Bütün bunlara ek olarak AKP sözcülerinin anayasa değişikliklerini halka kendileri yönünden iyi anlattıkları da eklenebilir. Tayyip Erdoğan gündeme hâkim olmayı başardı. Anti demokrat maddeler demokrasi kılıfına iyi uyduruldu. 12 Eylül’ün darbe motifi AKP lehinde iyi kullanıldı.
* * *
AKP’nin kendi tez ve davasını iyi savunmasına karşılık CHP ve diğerleri önemli hatalar yaptılar... Neydi onlar?
- CHP, anayasa değişikliklerinin halka getireceği olumsuzlukları anlatacağı yerde süreci bir seçim kampanyasına dönüştürdü.
- Genel Başkan Kılıçdaroğlu kampanyada havuzlu villa ve benzeri polemiklere çok fazla vakit ayırdı. Gereksiz birtakım seçim vaatlerine yöneldi. Türban ve genel af konularındaki vaatleri, kendini köşeye sıkıştırmaktan başka fayda sağlamadı.
- CHP’de Kılıçdaroğlu dışında konuşan ağız sayısı çok sınırlı kaldı... Baykalcıların kampanyaya sokulmaması güç eksiltti.
- CHP referandum için kesenin ağzını açmadı. Cimri davrandı.
- Referandum kampanyası sırasında alttan alta parti içi çekişme sürdü.
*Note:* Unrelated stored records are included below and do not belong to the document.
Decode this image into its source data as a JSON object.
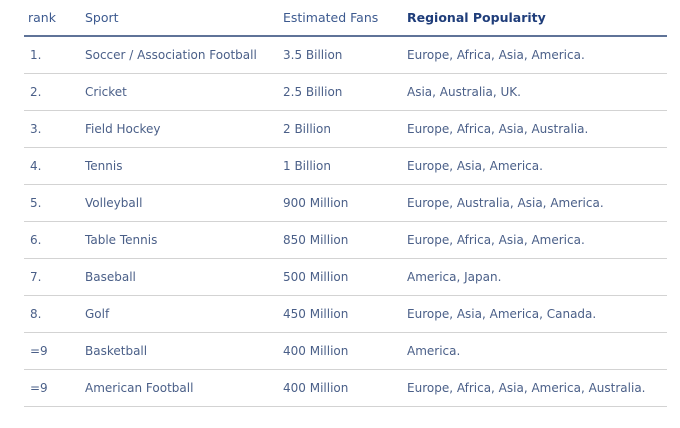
{
  "table": {
    "headers": {
      "rank": "rank",
      "sport": "Sport",
      "fans": "Estimated Fans",
      "region": "Regional Popularity"
    },
    "rows": [
      {
        "rank": "1.",
        "sport": "Soccer / Association Football",
        "fans": "3.5 Billion",
        "region": "Europe, Africa, Asia, America."
      },
      {
        "rank": "2.",
        "sport": "Cricket",
        "fans": "2.5 Billion",
        "region": "Asia, Australia, UK."
      },
      {
        "rank": "3.",
        "sport": "Field Hockey",
        "fans": "2 Billion",
        "region": "Europe, Africa, Asia, Australia."
      },
      {
        "rank": "4.",
        "sport": "Tennis",
        "fans": "1 Billion",
        "region": "Europe, Asia, America."
      },
      {
        "rank": "5.",
        "sport": "Volleyball",
        "fans": "900 Million",
        "region": "Europe, Australia, Asia, America."
      },
      {
        "rank": "6.",
        "sport": "Table Tennis",
        "fans": "850 Million",
        "region": "Europe, Africa, Asia, America."
      },
      {
        "rank": "7.",
        "sport": "Baseball",
        "fans": "500 Million",
        "region": "America, Japan."
      },
      {
        "rank": "8.",
        "sport": "Golf",
        "fans": "450 Million",
        "region": "Europe, Asia, America, Canada."
      },
      {
        "rank": "=9",
        "sport": "Basketball",
        "fans": "400 Million",
        "region": "America."
      },
      {
        "rank": "=9",
        "sport": "American Football",
        "fans": "400 Million",
        "region": "Europe, Africa, Asia, America, Australia."
      }
    ]
  }
}
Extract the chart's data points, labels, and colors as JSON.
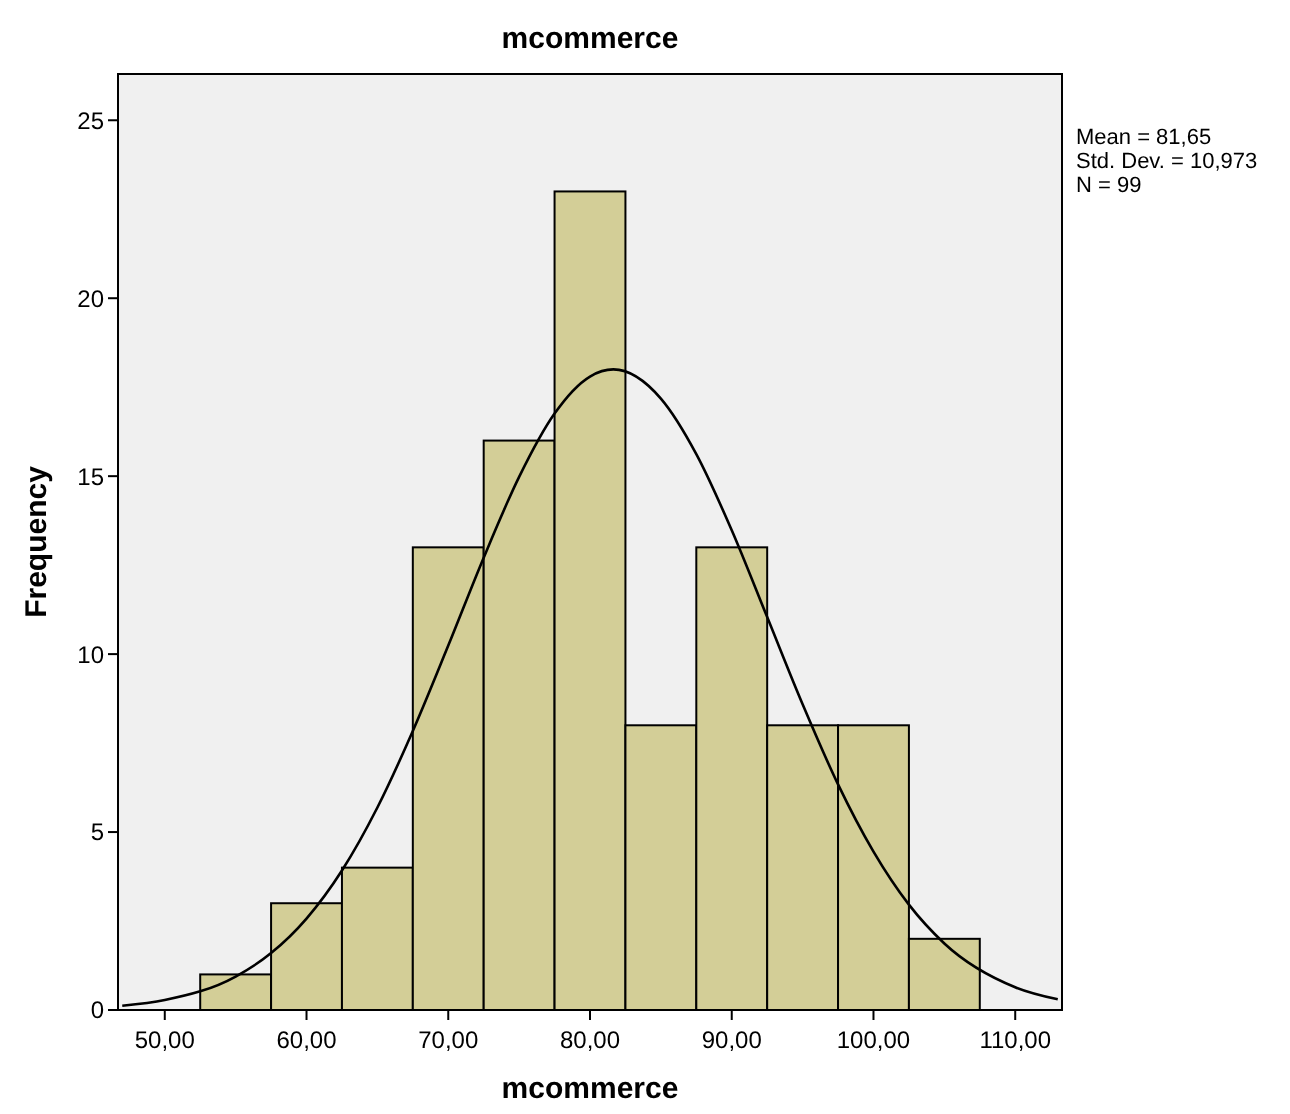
{
  "chart_data": {
    "type": "histogram",
    "title": "mcommerce",
    "xlabel": "mcommerce",
    "ylabel": "Frequency",
    "bins": [
      52.5,
      57.5,
      62.5,
      67.5,
      72.5,
      77.5,
      82.5,
      87.5,
      92.5,
      97.5,
      102.5,
      107.5
    ],
    "series": [
      {
        "color": "#d3ce97",
        "values": [
          1,
          3,
          4,
          13,
          16,
          23,
          8,
          13,
          8,
          8,
          2
        ]
      },
      {
        "type": "line",
        "color": "#000000",
        "x": [
          47,
          50,
          55,
          57.5,
          60,
          62.5,
          65,
          67.5,
          70,
          72.5,
          75,
          77.5,
          80,
          81.65,
          85,
          87.5,
          90,
          92.5,
          95,
          97.5,
          100,
          102.5,
          105,
          110,
          113
        ],
        "values": [
          0.12,
          0.28,
          0.94,
          1.6,
          2.57,
          3.92,
          5.69,
          7.84,
          10.24,
          12.71,
          14.98,
          16.76,
          17.8,
          18,
          17.18,
          15.62,
          13.48,
          11.04,
          8.59,
          6.34,
          4.45,
          2.96,
          1.87,
          0.64,
          0.3
        ]
      }
    ],
    "xlim": [
      46.7,
      113.3
    ],
    "xticks": [
      {
        "value": 50,
        "label": "50,00"
      },
      {
        "value": 60,
        "label": "60,00"
      },
      {
        "value": 70,
        "label": "70,00"
      },
      {
        "value": 80,
        "label": "80,00"
      },
      {
        "value": 90,
        "label": "90,00"
      },
      {
        "value": 100,
        "label": "100,00"
      },
      {
        "value": 110,
        "label": "110,00"
      }
    ],
    "ylim": [
      0,
      26.3
    ],
    "yticks": [
      0,
      5,
      10,
      15,
      20,
      25
    ],
    "grid": false,
    "annotations": [
      "Mean = 81,65",
      "Std. Dev. = 10,973",
      "N = 99"
    ]
  }
}
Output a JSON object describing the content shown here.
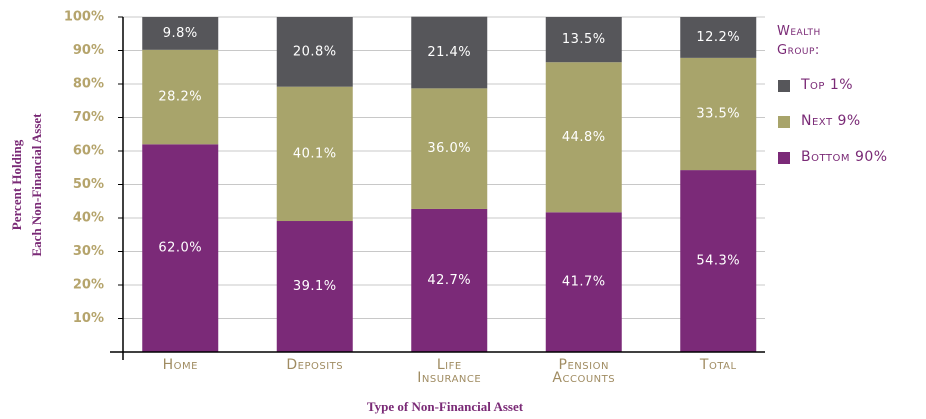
{
  "chart_data": {
    "type": "stacked_bar",
    "x_label": "Type of Non-Financial Asset",
    "y_label": [
      "Percent Holding",
      "Each Non-Financial Asset"
    ],
    "categories": [
      "Home",
      "Deposits",
      "Life Insurance",
      "Pension Accounts",
      "Total"
    ],
    "series": [
      {
        "name": "Bottom 90%",
        "color": "#7b2a78",
        "values": [
          62.0,
          39.1,
          42.7,
          41.7,
          54.3
        ],
        "value_labels": [
          "62.0%",
          "39.1%",
          "42.7%",
          "41.7%",
          "54.3%"
        ]
      },
      {
        "name": "Next 9%",
        "color": "#a8a46b",
        "values": [
          28.2,
          40.1,
          36.0,
          44.8,
          33.5
        ],
        "value_labels": [
          "28.2%",
          "40.1%",
          "36.0%",
          "44.8%",
          "33.5%"
        ]
      },
      {
        "name": "Top 1%",
        "color": "#56565a",
        "values": [
          9.8,
          20.8,
          21.4,
          13.5,
          12.2
        ],
        "value_labels": [
          "9.8%",
          "20.8%",
          "21.4%",
          "13.5%",
          "12.2%"
        ]
      }
    ],
    "legend_title": "Wealth Group:",
    "legend": "right",
    "ylim": [
      0,
      100
    ],
    "yticks": [
      {
        "value": 10,
        "label": "10%"
      },
      {
        "value": 20,
        "label": "20%"
      },
      {
        "value": 30,
        "label": "30%"
      },
      {
        "value": 40,
        "label": "40%"
      },
      {
        "value": 50,
        "label": "50%"
      },
      {
        "value": 60,
        "label": "60%"
      },
      {
        "value": 70,
        "label": "70%"
      },
      {
        "value": 80,
        "label": "80%"
      },
      {
        "value": 90,
        "label": "90%"
      },
      {
        "value": 100,
        "label": "100%"
      }
    ],
    "grid": true
  }
}
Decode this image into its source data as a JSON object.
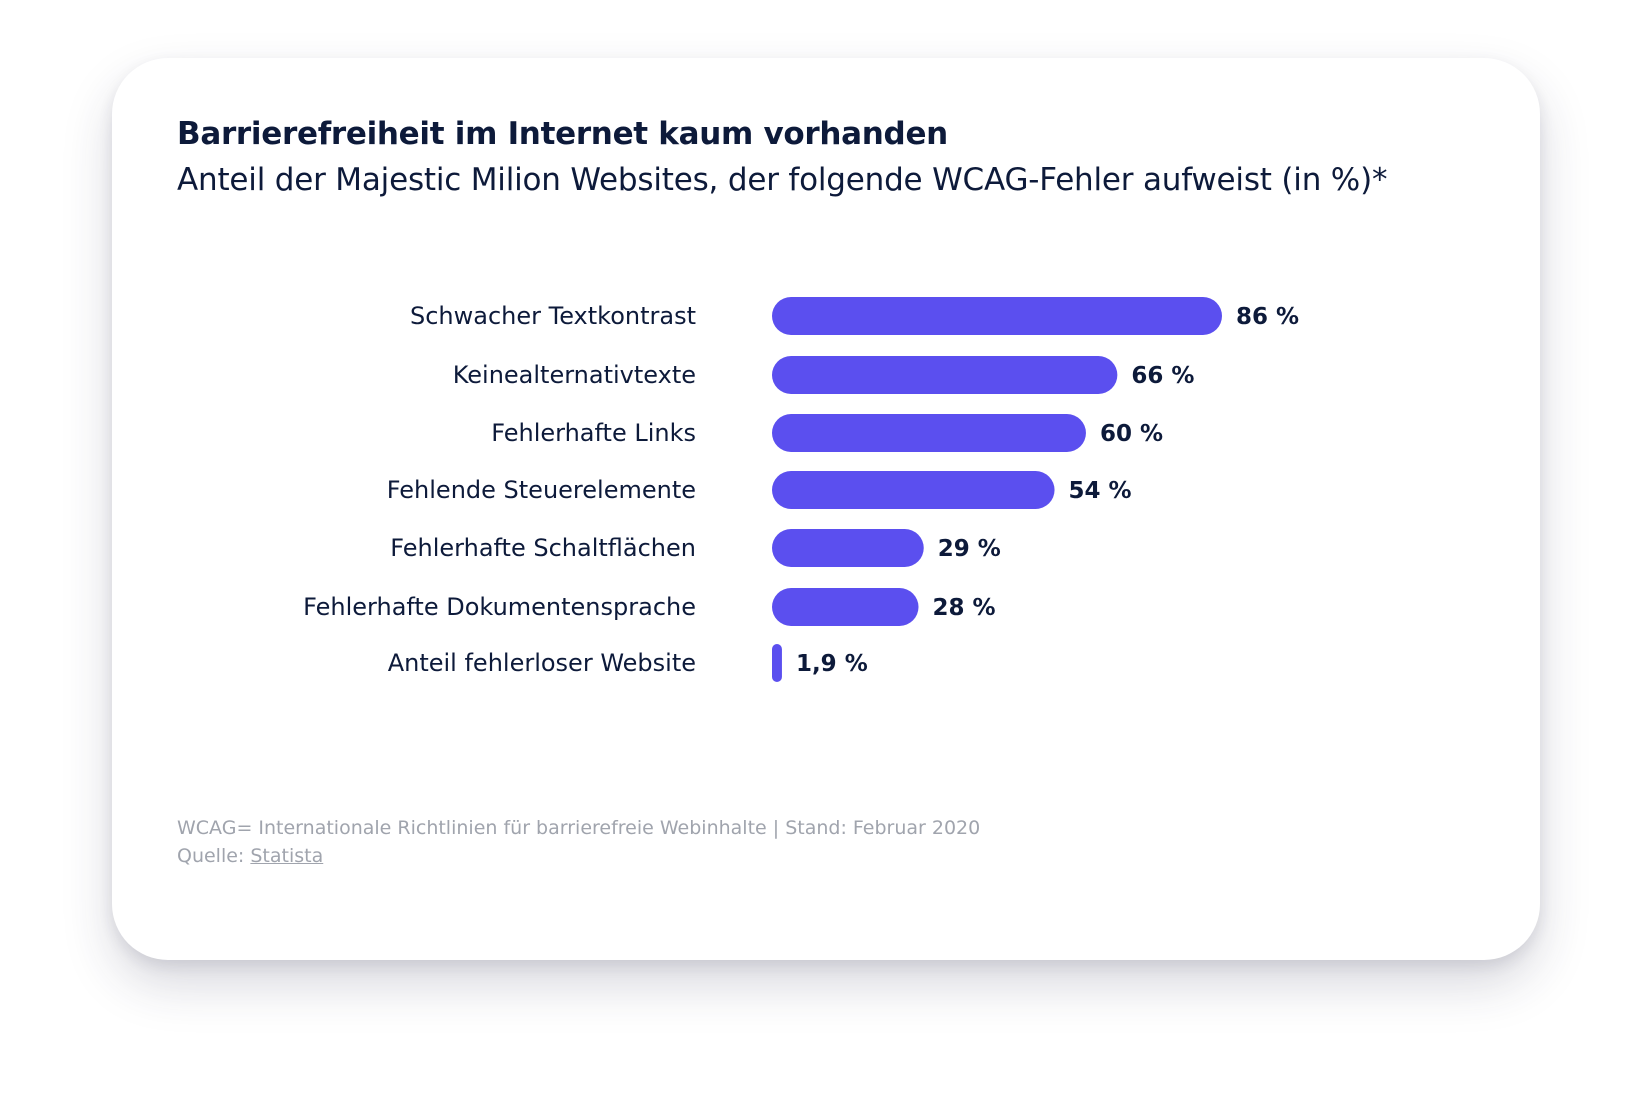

Kılıçdaroğlu bütün enerjisini kampanyaya vermişken birtakım kişiler perde gerisinde Hakkı Suha Okay’ı öne itmenin çalışmaları içindeydi.
- Kılıçdaroğlu’nun oy kullanamaması başlı başına skandaldı. CHP’de parti mekanizmasının çalışmadığının göstergesi oldu.
- MHP etkili olamadı...
- Sivil toplum örgütleri ortalarda fazla görünmedi.
- Medya tek yanlıydı.. Mesela... İstanbul Baro Başkanı Muammer Aydın, anayasa profesörü Erdoğan Teziç, AİHM yargıcı Rıza Türmen ve Yarsav Başkanı Emine Ülker Tarhan’ı dün aynı anda bir kanalda birlikte gördük. Anayasa değişikliğini en iyi savunacak bu isimler referandum sürecinde ekranlarda neden yoktular? Çünkü iktidarın hoşlanmadığı isimlere hemen tüm kanallar ambargo uyguladılar. Tartışmalar belli kişiler arasında geçti.
Sonuç... 120 günlük maratonu, iktidar imkânları, para gücü ve medyayı da arkasına alan AKP becerisi ve Erdoğan enerjisi kazandı. Halkın yüzde 80’inin okumadığını söylediği anayasa değişiklikleri yüzde 58 oyla kabul edildi. Hayırlı olsun...
Not: Bu satırları bitirirken Londra’dan Haldun Ertem arıyor.. Ağabey burada seçim sonuçları falan bir gün sonra öğlene doğru belli olur, orada 2 saatte nasıl belli oluyor diye meraklı meraklı soruyor... Anlaşılan İngilizler bu konuda hayli geri kalmış!